Sen. Susan Collins of Maine, the top Republican on the full committee, summed up the Postal Service's financial condition with one word: "abysmal."
Donahoe said the $8.5 billion "reflects two payments not under our control" - $5.5 billion for a legislatively mandated pre-payment for retiree health benefits and$2.5 billion for a workers compensation accounting adjustment.
Practically bragging, he said that operating losses were a mere $500 million. That's big money in many places, but not much when compared to the Postal Service's greater losses. It does not rely on tax dollars.
Carper and Collins each have introduced legislation designed to keep USPS from death's door.
Both would allow the Postal Service to recoup $50 billion that the Postal Regulatory Commission estimates USPS has overpaid into the Civil Service Retirement System.
Carpers said his POST Act, short for Postal Operations Sustainment and Transformation Act, would allow the Postal Service to use that money to pay for retiree health benefits, an obligation that has significantly worsened its financial problems.
"This would take $5.5 billion or more off the Postal Service's books each year and prevent a catastrophic shutdown in the coming months," Carper said.
Both bills would allow USPS to close existing facilities and, in some cases, locate them in retail establishments.
"I want to point out that before co-location decisions could be made, the bill would direct the Postal Service to weigh the impact of any decisions on small communities and rural areas and solicit community input," Collins said in a statement. "The bill also would require that co-location does not diminish the quality of service."
On the question of reducing delivery service from six days to five, Donahoe, during an interview after he testified, said the move is "crucial" to returning USPS to financial health. Carper's legislation would give USPS authority to cut one day of service without congressional approval.
"Unfortunately, Congress each year prevents the Postal Service from exercising its authority to change delivery frequency when it believes that doing so is necessary," he said. "I'm not an advocate of eliminating Saturday delivery. . . . But I am an advocate of giving the Postal Service the freedom to manage, especially when our interfering in manage-ment decisions could prevent the achievement of so much in savings at such a critical time."
Postal unions don't see any good arguments for five-day delivery.
Fredric V. Rolando, president of the National Association of Letter Carriers, said doing away with Saturday delivery would eliminate 80,000 jobs during a recession.
"Congress would essentially be outsourcing a key public policy decision to whoever occupies the position of postmaster general at any given time," he said. "There would be no way to prevent the Postal Service from dropping two or even three days of delivery per week."
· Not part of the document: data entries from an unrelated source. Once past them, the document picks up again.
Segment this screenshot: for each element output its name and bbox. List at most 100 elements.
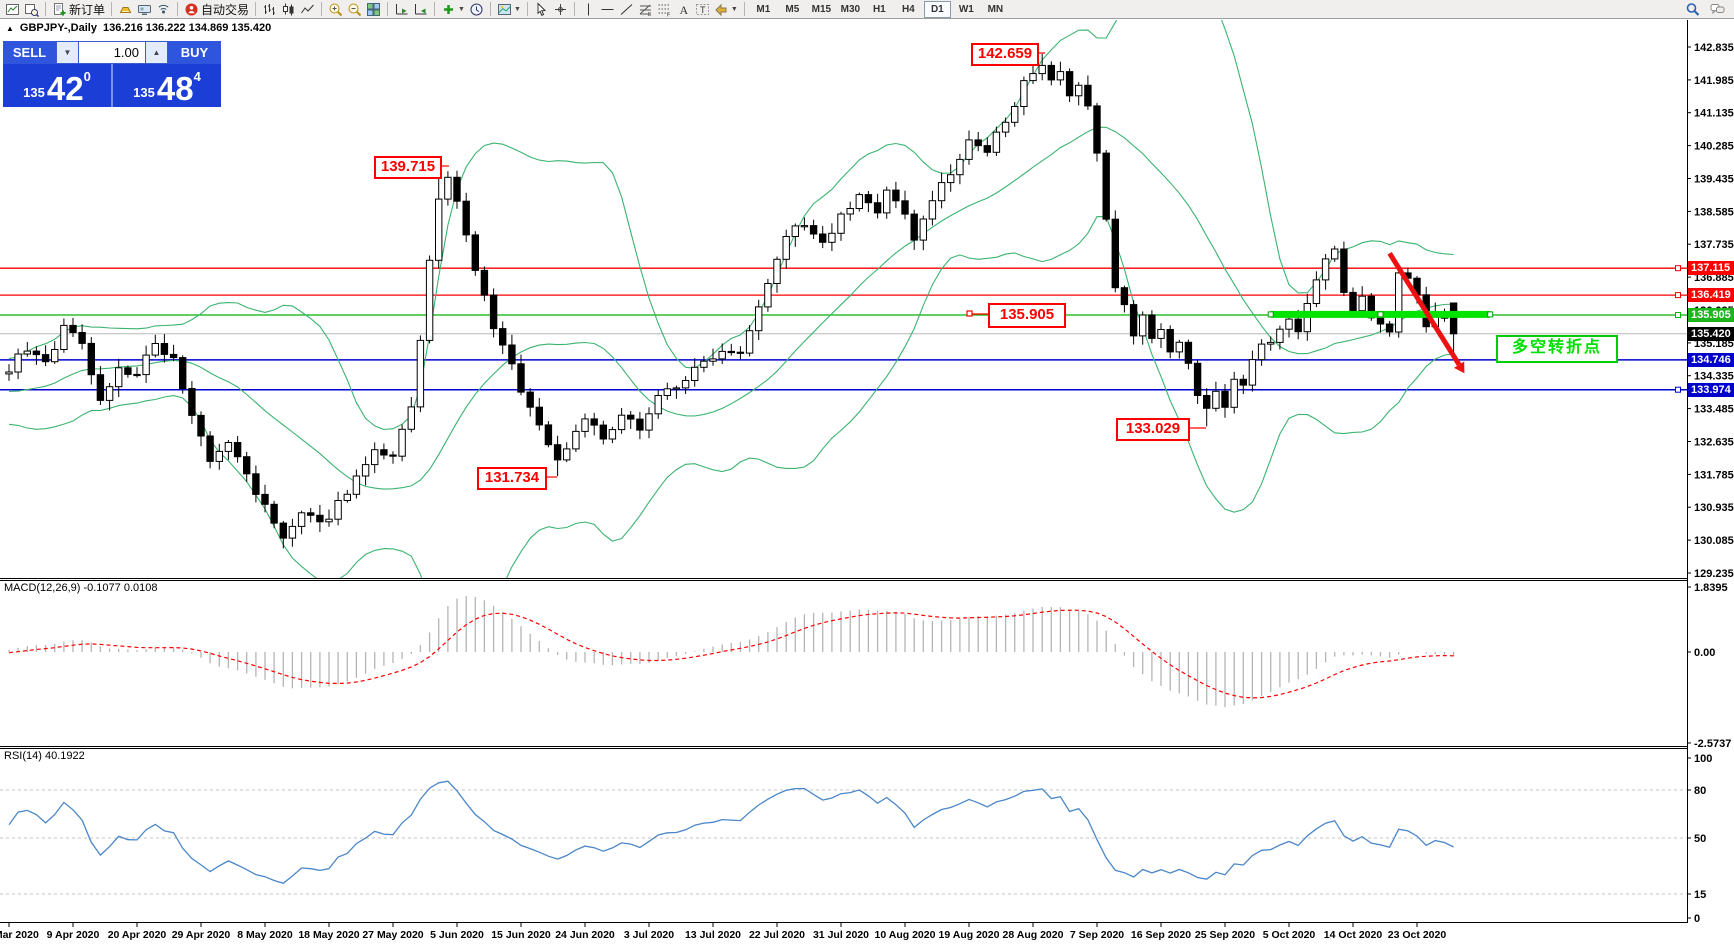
toolbar-separator — [111, 2, 113, 16]
toolbar-separator — [387, 2, 389, 16]
rsi-line — [8, 780, 1454, 885]
svg-text:7 Sep 2020: 7 Sep 2020 — [1070, 929, 1124, 941]
timeframe-h4[interactable]: H4 — [901, 3, 915, 15]
timeframe-m15[interactable]: M15 — [811, 3, 832, 15]
volume-decrease-button[interactable]: ▼ — [56, 41, 79, 64]
svg-text:20 Apr 2020: 20 Apr 2020 — [108, 929, 167, 941]
price-annotation[interactable]: 133.029 — [1116, 418, 1190, 441]
chat-button[interactable] — [1708, 1, 1727, 18]
tile-windows-button[interactable] — [364, 1, 383, 18]
trend-arrow — [1387, 251, 1465, 374]
timeframe-d1[interactable]: D1 — [923, 0, 951, 18]
new-chart-button[interactable] — [3, 1, 22, 18]
timeframe-m1[interactable]: M1 — [756, 3, 771, 15]
rsi-label: RSI(14) 40.1922 — [4, 750, 85, 762]
svg-text:31 Jul 2020: 31 Jul 2020 — [813, 929, 869, 941]
collapse-arrow-icon[interactable]: ▲ — [6, 23, 14, 33]
templates-icon — [497, 3, 511, 15]
timeframe-m30[interactable]: M30 — [840, 3, 861, 15]
svg-text:5 Oct 2020: 5 Oct 2020 — [1263, 929, 1316, 941]
line-chart-icon — [301, 4, 314, 13]
shapes-button[interactable]: ▼ — [712, 1, 740, 18]
buy-button[interactable]: BUY — [168, 41, 221, 64]
zoom-out-button[interactable] — [345, 1, 364, 18]
line-chart-button[interactable] — [298, 1, 317, 18]
trendline-button[interactable] — [617, 1, 636, 18]
gold-ingot-button[interactable] — [116, 1, 135, 18]
horizontal-line-button[interactable] — [598, 1, 617, 18]
svg-text:28 Aug 2020: 28 Aug 2020 — [1003, 929, 1064, 941]
svg-text:142.835: 142.835 — [1694, 42, 1734, 54]
search-button[interactable] — [1683, 1, 1702, 18]
signals-button[interactable] — [154, 1, 173, 18]
svg-text:19 Aug 2020: 19 Aug 2020 — [939, 929, 1000, 941]
cursor-icon — [537, 1, 547, 16]
macd-histogram — [8, 595, 1455, 708]
svg-text:F: F — [667, 12, 670, 17]
svg-text:10 Aug 2020: 10 Aug 2020 — [875, 929, 936, 941]
svg-text:15: 15 — [1694, 889, 1706, 901]
buy-price-big: 48 — [156, 69, 194, 107]
price-badge: 137.115 — [1688, 261, 1734, 276]
timeframe-m5[interactable]: M5 — [785, 3, 800, 15]
auto-scroll-button[interactable] — [392, 1, 411, 18]
svg-text:E: E — [648, 12, 652, 17]
svg-text:100: 100 — [1694, 753, 1712, 765]
zoom-in-button[interactable] — [326, 1, 345, 18]
chart-shift-button[interactable] — [411, 1, 430, 18]
timeframe-w1[interactable]: W1 — [958, 3, 974, 15]
text-button[interactable]: A — [674, 1, 693, 18]
svg-text:139.435: 139.435 — [1694, 174, 1734, 186]
price-annotation[interactable]: 131.734 — [477, 467, 547, 490]
terminal-icon — [138, 4, 152, 15]
period-clock-button[interactable] — [467, 1, 486, 18]
price-badge: 134.746 — [1688, 352, 1734, 367]
add-indicator-button[interactable]: ▼ — [439, 1, 467, 18]
volume-increase-button[interactable]: ▲ — [145, 41, 168, 64]
auto-scroll-icon — [396, 3, 408, 14]
bollinger-bands — [8, 20, 1454, 578]
channel-icon: F — [658, 4, 671, 17]
channel-button[interactable]: F — [655, 1, 674, 18]
sell-button[interactable]: SELL — [3, 41, 56, 64]
fibo-button[interactable]: E — [636, 1, 655, 18]
bar-chart-button[interactable] — [260, 1, 279, 18]
svg-text:131.785: 131.785 — [1694, 469, 1734, 481]
svg-text:3 Jul 2020: 3 Jul 2020 — [624, 929, 674, 941]
buy-price-sup: 4 — [193, 69, 201, 84]
timeframe-h1[interactable]: H1 — [872, 3, 886, 15]
signals-icon — [158, 4, 169, 13]
timeframe-mn[interactable]: MN — [987, 3, 1004, 15]
svg-text:8 May 2020: 8 May 2020 — [237, 929, 293, 941]
chat-icon — [1710, 3, 1725, 14]
svg-text:15 Jun 2020: 15 Jun 2020 — [491, 929, 551, 941]
cursor-button[interactable] — [532, 1, 551, 18]
svg-text:18 May 2020: 18 May 2020 — [298, 929, 359, 941]
price-annotation[interactable]: 135.905 — [988, 303, 1066, 328]
new-order-button[interactable]: 新订单 — [50, 1, 107, 18]
autotrading-icon — [185, 3, 198, 15]
candle-chart-button[interactable] — [279, 1, 298, 18]
svg-text:135.185: 135.185 — [1694, 338, 1734, 350]
trade-price-row: 135 42 0 135 48 4 — [3, 64, 221, 107]
buy-price[interactable]: 135 48 4 — [113, 64, 221, 107]
svg-text:50: 50 — [1694, 833, 1706, 845]
autotrading-button[interactable]: 自动交易 — [182, 1, 251, 18]
price-annotation[interactable]: 142.659 — [971, 43, 1039, 66]
terminal-button[interactable] — [135, 1, 154, 18]
crosshair-icon — [554, 3, 566, 15]
vertical-line-button[interactable] — [579, 1, 598, 18]
crosshair-button[interactable] — [551, 1, 570, 18]
price-annotation[interactable]: 139.715 — [374, 156, 442, 179]
profiles-button[interactable] — [22, 1, 41, 18]
svg-text:24 Jun 2020: 24 Jun 2020 — [555, 929, 615, 941]
zoom-out-icon — [348, 3, 362, 16]
svg-text:141.985: 141.985 — [1694, 75, 1734, 87]
svg-text:1.8395: 1.8395 — [1694, 582, 1728, 594]
trend-note-label[interactable]: 多空转折点 — [1496, 335, 1618, 363]
sell-price[interactable]: 135 42 0 — [3, 64, 113, 107]
text-label-button[interactable]: T — [693, 1, 712, 18]
volume-input[interactable] — [79, 41, 145, 64]
templates-button[interactable]: ▼ — [495, 1, 523, 18]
Donahoe did raise the possibility of three-day service during his testimony but said that possibility remained years away.Volunteers honored
Six people were honored by the State Department on Thursday for outstanding volunteer service abroad.
The awards recognize U.S. government employees, family members, including domestic partners, and others at embassies and consulates "who gave exceptional volunteer service to their communities, mission or host country, or rendered outstanding assistance in emergencies," according to a department statement.
The award winners are:
Shirley A. Winter, a family member of a federal employee, who implemented a swim and water safety program in Yaounde, Cameroon.
Shameera M. Wiest, a family member who volunteered with the U.N. High Commissioner for Refugees in Kuala Lumpur, Malaysia.
Melissa E. Schraibman, a foreign service employee, and her partner, Mindy R. Michels, helped activists create programs for lesbian, gay, bisexual and transgender people in Tirana, Albania.
Beth A. Brownson, a foreign service employee, worked with children's shelters in Mumbai and assisted employees at the U.S. consulate looking to volunteer .
Jose M. Torres, a foreign service spouse, helped train canine search and rescue teams in Costa Rica and El Salvador.